The biggest glitch of course is the risk that if you have already made quite a bit of autoantibody that can bind to loads of self antigen and any new B cells that can make more antibody to that antigen will pick up the antigen bound to antibody and get a signal to proliferate. So old B clones can educate new B clones to make antibody to the same antigen. This is where plasma cells come in, though, because the antibody bound to antigen will have been made by plasma cells, not B cells as such. So LLPC are an intrinsic part of the education process.

There is an interesting complication to this, which relates to the normal switch off mechanism. If you are making antibody to a foreign antigen and make enough antibody to bind all over and cover up the antigen it becomes invisible to B cells and so the chain reaction stops. More generally, the process relies on antigens having at least two 'sides' or epitopes. If you already have plasma cells from clone C making antibody to side R but not side L of the antigen then side L is free to bind to surface antibody on B cells of clone D, which will then make plasma cells that make antibody to side L. So B cell clones 9via their plasma cells) always educate other B cells to produce new antibodies to a different side or epitope of the antigen. Many antigens may be big enough for four or more antibodies to bind at once to different epitopes although I suspect when most immune complex aggregates form each antigen probably only binds 2 or 3 antibodies.
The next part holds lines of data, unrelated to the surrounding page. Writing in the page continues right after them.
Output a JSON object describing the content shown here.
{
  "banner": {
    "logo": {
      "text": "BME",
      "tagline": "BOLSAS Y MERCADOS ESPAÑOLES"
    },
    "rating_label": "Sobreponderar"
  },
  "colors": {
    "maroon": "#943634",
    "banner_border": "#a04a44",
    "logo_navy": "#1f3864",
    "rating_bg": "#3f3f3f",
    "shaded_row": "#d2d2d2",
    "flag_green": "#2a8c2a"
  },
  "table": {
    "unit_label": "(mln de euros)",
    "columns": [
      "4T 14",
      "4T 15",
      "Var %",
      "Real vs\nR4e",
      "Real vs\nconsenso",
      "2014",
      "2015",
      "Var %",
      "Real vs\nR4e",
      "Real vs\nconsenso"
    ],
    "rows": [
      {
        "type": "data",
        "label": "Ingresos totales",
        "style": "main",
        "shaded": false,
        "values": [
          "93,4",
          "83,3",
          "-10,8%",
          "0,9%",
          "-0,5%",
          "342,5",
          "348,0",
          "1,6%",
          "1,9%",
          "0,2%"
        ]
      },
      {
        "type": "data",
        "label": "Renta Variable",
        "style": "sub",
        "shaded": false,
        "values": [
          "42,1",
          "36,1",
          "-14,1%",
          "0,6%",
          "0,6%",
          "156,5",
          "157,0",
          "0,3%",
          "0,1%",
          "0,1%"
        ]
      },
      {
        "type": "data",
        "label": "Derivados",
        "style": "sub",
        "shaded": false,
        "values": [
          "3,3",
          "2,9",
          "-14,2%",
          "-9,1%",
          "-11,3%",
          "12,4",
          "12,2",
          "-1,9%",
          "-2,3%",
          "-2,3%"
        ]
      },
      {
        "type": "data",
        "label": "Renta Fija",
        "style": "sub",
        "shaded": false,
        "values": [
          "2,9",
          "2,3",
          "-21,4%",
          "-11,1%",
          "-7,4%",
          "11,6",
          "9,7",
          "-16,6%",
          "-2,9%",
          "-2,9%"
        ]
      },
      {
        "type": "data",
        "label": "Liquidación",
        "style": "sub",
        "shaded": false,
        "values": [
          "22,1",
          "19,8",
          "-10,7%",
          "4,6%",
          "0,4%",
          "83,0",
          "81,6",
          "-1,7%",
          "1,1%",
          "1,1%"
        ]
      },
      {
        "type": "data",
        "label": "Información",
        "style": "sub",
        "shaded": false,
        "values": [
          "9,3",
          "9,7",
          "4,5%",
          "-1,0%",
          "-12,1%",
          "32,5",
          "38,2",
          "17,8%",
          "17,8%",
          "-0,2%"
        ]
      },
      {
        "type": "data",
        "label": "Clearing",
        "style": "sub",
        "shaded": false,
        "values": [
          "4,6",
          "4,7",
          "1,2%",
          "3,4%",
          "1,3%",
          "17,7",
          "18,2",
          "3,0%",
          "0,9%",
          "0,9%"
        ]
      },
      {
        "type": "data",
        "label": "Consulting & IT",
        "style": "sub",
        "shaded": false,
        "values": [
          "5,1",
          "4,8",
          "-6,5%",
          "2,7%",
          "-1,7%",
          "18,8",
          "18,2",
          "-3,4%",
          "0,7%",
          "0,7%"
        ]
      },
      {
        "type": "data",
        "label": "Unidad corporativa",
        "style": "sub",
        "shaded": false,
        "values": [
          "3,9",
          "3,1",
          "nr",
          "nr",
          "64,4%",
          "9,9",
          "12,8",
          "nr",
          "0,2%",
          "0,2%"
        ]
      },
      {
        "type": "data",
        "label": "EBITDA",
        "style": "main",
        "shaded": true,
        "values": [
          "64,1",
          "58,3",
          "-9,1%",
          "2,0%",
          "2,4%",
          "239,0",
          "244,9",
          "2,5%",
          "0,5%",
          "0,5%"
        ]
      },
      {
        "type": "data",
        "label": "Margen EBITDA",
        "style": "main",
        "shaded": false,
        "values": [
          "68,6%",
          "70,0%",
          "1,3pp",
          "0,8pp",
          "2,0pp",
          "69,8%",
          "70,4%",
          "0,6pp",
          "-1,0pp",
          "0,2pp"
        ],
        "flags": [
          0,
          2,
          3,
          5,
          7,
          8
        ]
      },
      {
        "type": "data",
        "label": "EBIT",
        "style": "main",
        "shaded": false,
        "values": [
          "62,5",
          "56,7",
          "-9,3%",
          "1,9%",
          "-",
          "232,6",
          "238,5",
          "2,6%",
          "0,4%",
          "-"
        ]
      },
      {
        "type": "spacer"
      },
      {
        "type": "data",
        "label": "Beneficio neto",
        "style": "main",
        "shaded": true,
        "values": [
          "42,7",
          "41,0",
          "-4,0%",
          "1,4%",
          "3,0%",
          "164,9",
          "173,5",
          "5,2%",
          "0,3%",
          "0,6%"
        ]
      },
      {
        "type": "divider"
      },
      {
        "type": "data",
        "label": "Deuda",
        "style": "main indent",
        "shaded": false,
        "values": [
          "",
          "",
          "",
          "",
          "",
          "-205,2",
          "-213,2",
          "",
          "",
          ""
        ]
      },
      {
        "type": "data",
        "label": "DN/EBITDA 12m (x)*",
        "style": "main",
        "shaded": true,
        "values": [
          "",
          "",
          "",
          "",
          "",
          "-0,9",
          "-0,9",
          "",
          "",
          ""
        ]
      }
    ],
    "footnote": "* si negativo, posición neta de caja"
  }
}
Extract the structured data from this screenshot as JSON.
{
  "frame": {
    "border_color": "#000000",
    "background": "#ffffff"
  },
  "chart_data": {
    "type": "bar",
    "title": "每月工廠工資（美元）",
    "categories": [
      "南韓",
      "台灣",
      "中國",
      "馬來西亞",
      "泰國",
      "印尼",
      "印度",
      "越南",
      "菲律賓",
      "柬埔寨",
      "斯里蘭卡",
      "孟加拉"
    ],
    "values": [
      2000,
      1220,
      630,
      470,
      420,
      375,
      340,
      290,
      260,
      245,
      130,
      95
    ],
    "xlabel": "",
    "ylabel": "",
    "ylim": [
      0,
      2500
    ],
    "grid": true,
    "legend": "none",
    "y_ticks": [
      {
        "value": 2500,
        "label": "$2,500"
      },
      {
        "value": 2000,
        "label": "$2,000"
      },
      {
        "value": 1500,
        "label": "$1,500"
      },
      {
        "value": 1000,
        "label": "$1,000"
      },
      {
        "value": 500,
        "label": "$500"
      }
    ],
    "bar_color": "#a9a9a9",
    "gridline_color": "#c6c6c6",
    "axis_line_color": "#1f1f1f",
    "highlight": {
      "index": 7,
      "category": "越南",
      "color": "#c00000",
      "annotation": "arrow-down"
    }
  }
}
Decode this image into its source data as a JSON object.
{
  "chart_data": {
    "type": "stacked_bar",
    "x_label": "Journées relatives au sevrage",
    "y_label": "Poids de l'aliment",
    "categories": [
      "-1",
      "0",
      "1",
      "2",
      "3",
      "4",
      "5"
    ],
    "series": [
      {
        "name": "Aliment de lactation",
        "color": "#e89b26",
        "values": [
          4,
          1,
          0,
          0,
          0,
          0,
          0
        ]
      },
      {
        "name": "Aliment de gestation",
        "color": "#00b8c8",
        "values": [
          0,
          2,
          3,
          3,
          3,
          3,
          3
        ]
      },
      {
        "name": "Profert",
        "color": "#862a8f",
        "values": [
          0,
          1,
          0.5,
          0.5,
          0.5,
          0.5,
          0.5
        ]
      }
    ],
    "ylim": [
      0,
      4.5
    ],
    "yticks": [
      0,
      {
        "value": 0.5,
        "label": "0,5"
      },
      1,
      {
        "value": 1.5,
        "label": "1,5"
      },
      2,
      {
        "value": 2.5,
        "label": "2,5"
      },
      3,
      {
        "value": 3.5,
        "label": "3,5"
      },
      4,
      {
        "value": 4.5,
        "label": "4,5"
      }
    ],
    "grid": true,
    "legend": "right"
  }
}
Our original 1999 Immunology paper (Edwrds, Cambridge, Abrahams) on self-perpetuating autoreactive B cells had diagrams to show how this all works. I am not sure if it is open access now.
 
LLPCs that have CD20 so Ritux can get at them.

From all the historic data we have I think we can be pretty sure that ritux doesn't kill a significant number of LLPC. A very tiny number of people get rapid hypogammaglobulinaemia but not moe than 1 in 100 in my experience. Otherwise LLPC as judged by antibody levels to things like tetanus really don't budge.
 
From all the historic data we have I think we can be pretty sure that ritux doesn't kill a significant number of LLPC. A very tiny number of people get rapid hypogammaglobulinaemia but not moe than 1 in 100 in my experience. Otherwise LLPC as judged by antibody levels to things like tetanus really don't budge.
I see. I am just quoting Mella because in his video he said that up to 20% of LLPC express CD20 and he thought maybe that is the action of Ritux in responders.

I guess for me I just look at ALL the data and try to fit a theory. So I try to fit something that can explain all the trials, Ritux P1, P2 and P3, Cyclo P1 and Dara P1.

So the theory must account for any remission under any of those drugs and I don’t just discount it as placebo.

The main unknowns are

• If it really is LLPC only then there needs to be some mechanism by which Ritux and Cyclo both can cause remission by hitting the LLPC
• If SLPCs are involved then Ritux and Cyclo success could explain remissions.

But because Dara has the highest success rate so far (and a mechanism to explain non responders quite well) and Ritux has “failed”, then it being LLPC is the most likely theory given the evidence.

Also because the disease is unknown there is definitely a gap in medical knowledge so far that could mean conventional medical wisdom could be lacking something.

But anyway, it’s all just speculation…

It comes from my background where I looked at lots of data in commodity futures and tried to code up systematic trading strategies in Python for my firm (when i was healthy and brain worked flawlessly…)

The signal to noise ratio was very low. You needed to look at data and form a hypothesis that explained why your strategy or signal worked or didn’t work. So to me, discarding any strange data point and saying it’s invalid (aka placebo) would be madness to me.

You would be able to make money if your signal had an R2 of 0.10, so when I saw the Dara scatterplot with Spearman’s rho 0.77, it basically jumped out at me.